I worked my butt off for 3 years to get myself onto that stage. I loved it, but that doesn’t mean that I didn’t work for it. From the moment I watched Oysterboy, to the moment I walked away from Into the Woods, I called that theater my home. Four years and I was left with nothing and no one within the span of a week. No one in this world deserves to feel a thousand stones being cast at them for crying out for help. No one deserves to be driven to try and take their own life. I’ve spent the last two years of my life with this hole in my heart where the Betty Miller Theater sat because I walked away from the place I’d called home in the worst way I could’ve.

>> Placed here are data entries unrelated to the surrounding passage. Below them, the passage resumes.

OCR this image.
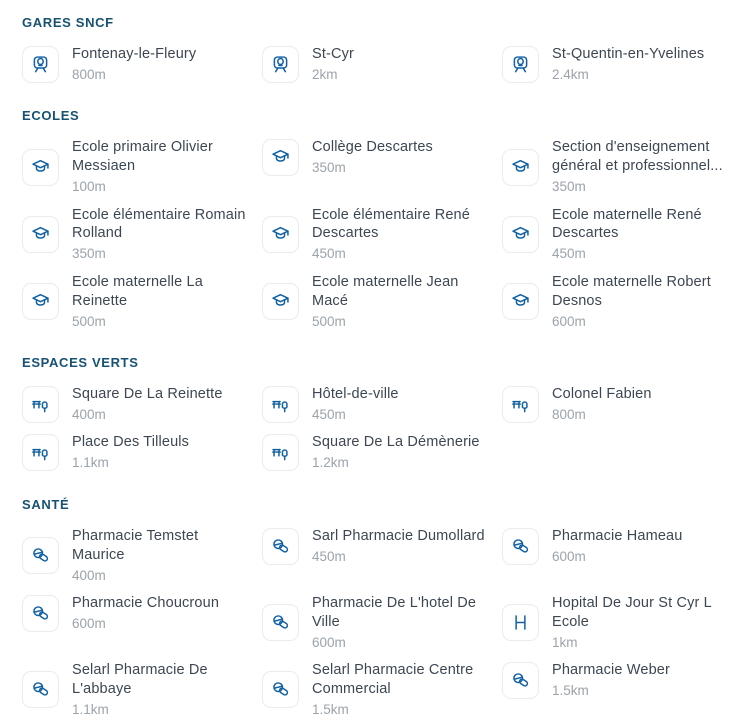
GARES SNCF
Fontenay-le-Fleury
800m
St-Cyr
2km
St-Quentin-en-Yvelines
2.4km
ECOLES
Ecole primaire Olivier Messiaen
100m
Collège Descartes
350m
Section d'enseignement général et professionnel...
350m
Ecole élémentaire Romain Rolland
350m
Ecole élémentaire René Descartes
450m
Ecole maternelle René Descartes
450m
Ecole maternelle La Reinette
500m
Ecole maternelle Jean Macé
500m
Ecole maternelle Robert Desnos
600m
ESPACES VERTS
Square De La Reinette
400m
Hôtel-de-ville
450m
Colonel Fabien
800m
Place Des Tilleuls
1.1km
Square De La Démènerie
1.2km
SANTÉ
Pharmacie Temstet Maurice
400m
Sarl Pharmacie Dumollard
450m
Pharmacie Hameau
600m
Pharmacie Choucroun
600m
Pharmacie De L'hotel De Ville
600m
Hopital De Jour St Cyr L Ecole
1km
Selarl Pharmacie De L'abbaye
1.1km
Selarl Pharmacie Centre Commercial
1.5km
Pharmacie Weber
1.5km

I still feel the hole growing as the gap being out of the theater grows. Two years of auditions and callbacks and they never go anywhere. And not one week goes by that I don’t cry thinking of what I could’ve done differently. How I could have changed anything to give a different outcome. I think about my dear friend who probably died thinking I did it to hurt my family because she never heard my side of the story. I think about the people I could’ve had better relationships with. I think about the person I wish I could’ve been.

I wish I had been better, I wish we’d all been better. Not one of the people in that theater had clean hands but I know that most of us just acted the way we knew how. I wish we’d had the opportunity to grow in an environment that wasn’t cold and callous. We deserved better than that. I am truly sorry for the way I got to that point, but I stand behind the decisions I made.